Yes. I agree with this. I do not believe in reductionism. Macroscopic
physics is not just phenemonological models forced by our inability to
calculate but involves completely new laws. I formulate this idea in terms
of the hierarchy of p-adic physics. The larger the p the richer the
structures since p-adic topology becomes more and more refined when p
increases.

>
> Tony Smith's theory also had that ring of truth to me, in the way that it
> derived ALL
> structures from the same finite algebra, the octonions. Space was an
> 8-dimensional
> discrete lattice, formed from integral octonions. At each corner of the
> lattice was
> an octonion element -- first generation particles are single octonions,
> then second generation
> particles are pairs and third generation particles are triples. (the fact
> that there are only
> 3 generations, and 2^3=8 is probably important).
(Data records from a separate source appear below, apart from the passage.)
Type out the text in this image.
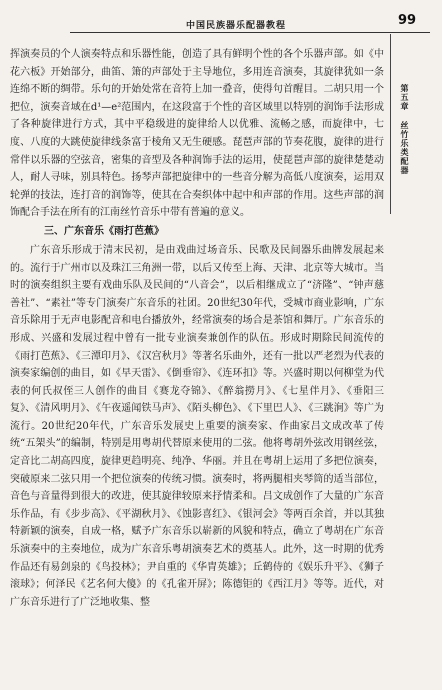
中国民族器乐配器教程	99
第五章 丝竹乐类配器

挥演奏员的个人演奏特点和乐器性能，创造了具有鲜明个性的各个乐器声部。如《中花六板》开始部分，曲笛、箫的声部处于主导地位，多用连音演奏，其旋律犹如一条连绵不断的绸带。乐句的开始处常在音符上加一叠音，使得句首醒目。二胡只用一个把位，演奏音域在d¹—e²范围内，在这段富于个性的音区域里以特别的润饰手法形成了各种旋律进行方式，其中平稳级进的旋律给人以优雅、流畅之感，而旋律中，七度、八度的大跳使旋律线条富于棱角又无生硬感。琵琶声部的节奏花腹，旋律的进行常伴以乐器的空弦音，密集的音型及各种润饰手法的运用，使琵琶声部的旋律楚楚动人，耐人寻味，别具特色。扬琴声部把旋律中的一些音分解为高低八度演奏，运用双轮弹的技法，连打音的润饰等，使其在合奏织体中起中和声部的作用。这些声部的润饰配合手法在所有的江南丝竹音乐中带有普遍的意义。

三、广东音乐《雨打芭蕉》

广东音乐形成于清末民初，是由戏曲过场音乐、民歌及民间器乐曲牌发展起来的。流行于广州市以及珠江三角洲一带，以后又传至上海、天津、北京等大城市。当时的演奏组织主要有戏曲乐队及民间的“八音会”，以后相继成立了“济隆”、“钟声慈善社”、“素社”等专门演奏广东音乐的社团。20世纪30年代，受城市商业影响，广东音乐除用于无声电影配音和电台播放外，经常演奏的场合是茶馆和舞厅。广东音乐的形成、兴盛和发展过程中曾有一批专业演奏兼创作的队伍。形成时期除民间流传的《雨打芭蕉》、《三潭印月》、《汉宫秋月》等著名乐曲外，还有一批以严老烈为代表的演奏家编创的曲目，如《早天雷》、《倒垂帘》、《连环扣》等。兴盛时期以何柳堂为代表的何氏叔侄三人创作的曲目《赛龙夺锦》、《醉翁撈月》、《七星伴月》、《垂阳三复》、《清风明月》、《午夜遥闻铁马声》、《陌头柳色》、《下里巴人》、《三跳涧》等广为流行。20世纪20年代，广东音乐发展史上重要的演奏家、作曲家吕文成改革了传统“五架头”的编制，特别是用粤胡代替原来使用的二弦。他将粤胡外弦改用钢丝弦，定音比二胡高四度，旋律更趋明亮、纯净、华丽。并且在粤胡上运用了多把位演奏，突破原来二弦只用一个把位演奏的传统习惯。演奏时，将两腿相夹琴筒的适当部位，音色与音量得到很大的改进，使其旋律较原来抒情柔和。吕文成创作了大量的广东音乐作品，有《步步高》、《平湖秋月》、《蚀影喜红》、《银河会》等两百余首，并以其独特新颖的演奏，自成一格，赋予广东音乐以崭新的风貌和特点，确立了粤胡在广东音乐演奏中的主奏地位，成为广东音乐粤胡演奏艺术的奠基人。此外，这一时期的优秀作品还有易剑泉的《鸟投林》；尹自重的《华胄英雄》；丘鹤侍的《娱乐升平》、《狮子滚球》；何泽民《艺名何大傻》的《孔雀开屏》；陈德钜的《西江月》等等。近代，对广东音乐进行了广泛地收集、整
Particle interactions are
> explained by
> octonion multiplication.
> Gravity is explained in a way that I don't like -- the MacDowell-Mansouri
> mechanism is used
> to explain gravity as a spin-2 field.... This loses the conceptual
> intuition of General Relativity,
> which feels wrong to me.
> (I was going to point you to the URL for Tony's website, but it seems to
> have moved.
> He does have some papers at xxx.lanl.gov, but they don't describe the
> discrete physics
> framework that we worked out together.)
>
> I would like to express the whole/part distinction algebraically. An
> algebra for parts, an
> algebra for wholes, and an algebraic mapping (homomorphism?) from the part
> algebra
> into the whole algebra. This is very tricky; the standard model is
> described nicely by
> clifford algebras and lie algebras, but general relativity's algebras are
> different. I haven't
> studied this kind of math in many years so I am a bit rusty here.
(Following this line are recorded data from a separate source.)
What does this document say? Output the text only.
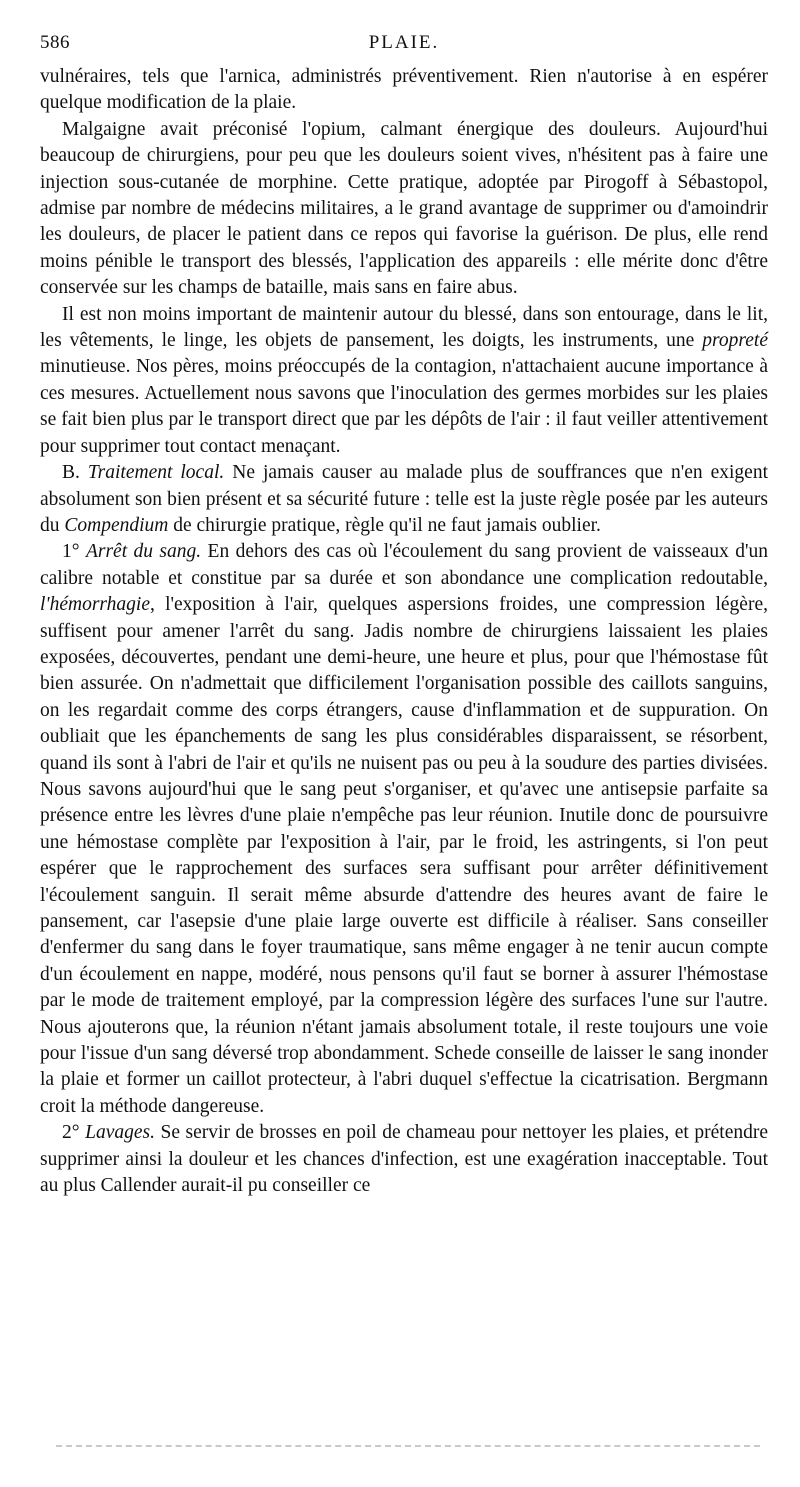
586	PLAIE.

vulnéraires, tels que l'arnica, administrés préventivement. Rien n'autorise à en espérer quelque modification de la plaie.

Malgaigne avait préconisé l'opium, calmant énergique des douleurs. Aujourd'hui beaucoup de chirurgiens, pour peu que les douleurs soient vives, n'hésitent pas à faire une injection sous-cutanée de morphine. Cette pratique, adoptée par Pirogoff à Sébastopol, admise par nombre de médecins militaires, a le grand avantage de supprimer ou d'amoindrir les douleurs, de placer le patient dans ce repos qui favorise la guérison. De plus, elle rend moins pénible le transport des blessés, l'application des appareils : elle mérite donc d'être conservée sur les champs de bataille, mais sans en faire abus.

Il est non moins important de maintenir autour du blessé, dans son entourage, dans le lit, les vêtements, le linge, les objets de pansement, les doigts, les instruments, une propreté minutieuse. Nos pères, moins préoccupés de la contagion, n'attachaient aucune importance à ces mesures. Actuellement nous savons que l'inoculation des germes morbides sur les plaies se fait bien plus par le transport direct que par les dépôts de l'air : il faut veiller attentivement pour supprimer tout contact menaçant.

B. Traitement local. Ne jamais causer au malade plus de souffrances que n'en exigent absolument son bien présent et sa sécurité future : telle est la juste règle posée par les auteurs du Compendium de chirurgie pratique, règle qu'il ne faut jamais oublier.

1° Arrêt du sang. En dehors des cas où l'écoulement du sang provient de vaisseaux d'un calibre notable et constitue par sa durée et son abondance une complication redoutable, l'hémorrhagie, l'exposition à l'air, quelques aspersions froides, une compression légère, suffisent pour amener l'arrêt du sang. Jadis nombre de chirurgiens laissaient les plaies exposées, découvertes, pendant une demi-heure, une heure et plus, pour que l'hémostase fût bien assurée. On n'admettait que difficilement l'organisation possible des caillots sanguins, on les regardait comme des corps étrangers, cause d'inflammation et de suppuration. On oubliait que les épanchements de sang les plus considérables disparaissent, se résorbent, quand ils sont à l'abri de l'air et qu'ils ne nuisent pas ou peu à la soudure des parties divisées. Nous savons aujourd'hui que le sang peut s'organiser, et qu'avec une antisepsie parfaite sa présence entre les lèvres d'une plaie n'empêche pas leur réunion. Inutile donc de poursuivre une hémostase complète par l'exposition à l'air, par le froid, les astringents, si l'on peut espérer que le rapprochement des surfaces sera suffisant pour arrêter définitivement l'écoulement sanguin. Il serait même absurde d'attendre des heures avant de faire le pansement, car l'asepsie d'une plaie large ouverte est difficile à réaliser. Sans conseiller d'enfermer du sang dans le foyer traumatique, sans même engager à ne tenir aucun compte d'un écoulement en nappe, modéré, nous pensons qu'il faut se borner à assurer l'hémostase par le mode de traitement employé, par la compression légère des surfaces l'une sur l'autre. Nous ajouterons que, la réunion n'étant jamais absolument totale, il reste toujours une voie pour l'issue d'un sang déversé trop abondamment. Schede conseille de laisser le sang inonder la plaie et former un caillot protecteur, à l'abri duquel s'effectue la cicatrisation. Bergmann croit la méthode dangereuse.

2° Lavages. Se servir de brosses en poil de chameau pour nettoyer les plaies, et prétendre supprimer ainsi la douleur et les chances d'infection, est une exagération inacceptable. Tout au plus Callender aurait-il pu conseiller ce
Your idea is interesting also from my point of view. I am pondering
analogous problem: spacetime sheets decomposes in QFT limit to regions
with different p-adic primes: the physics in different regions are
described by different p-adic number fields. How to relate these
p-adic physics to each other?: this is the basic problem. I believe that
this is possible.

For instance, anticommutation relations for fermions involve only 0 and
1 at right hand side. Rather remarkably, canonical identification between
reals and p-adics (SUM x_np^n --> SUM x_np^(-n)) maps 0 to 0 and 1 to 1.
Hence one can say binary numbers 0 and 1 are common to reals and all
p-adic number fields and that anticommutation relations for fermions are
number field independent: same oscillator operators can be regarded as
operators in Hilbert spaces with arbitrary number fields as coefficient
field.

The generalization of the unitarity concept at configuration space level
makes also sense: super S-matrix decomposes into sub-S-matrices belonging
to various p-adic number fields. Also this generalization is possible only
because the right hand side of unitarity relations is either 0 or 1: the
elements common to all number fields! Unitarity relations involve some
fascinating and rather surreal features of p-adic probabilities.

This physical picture might give rise to very elegant algebraic structures
constructed from p-adic number fields and reals.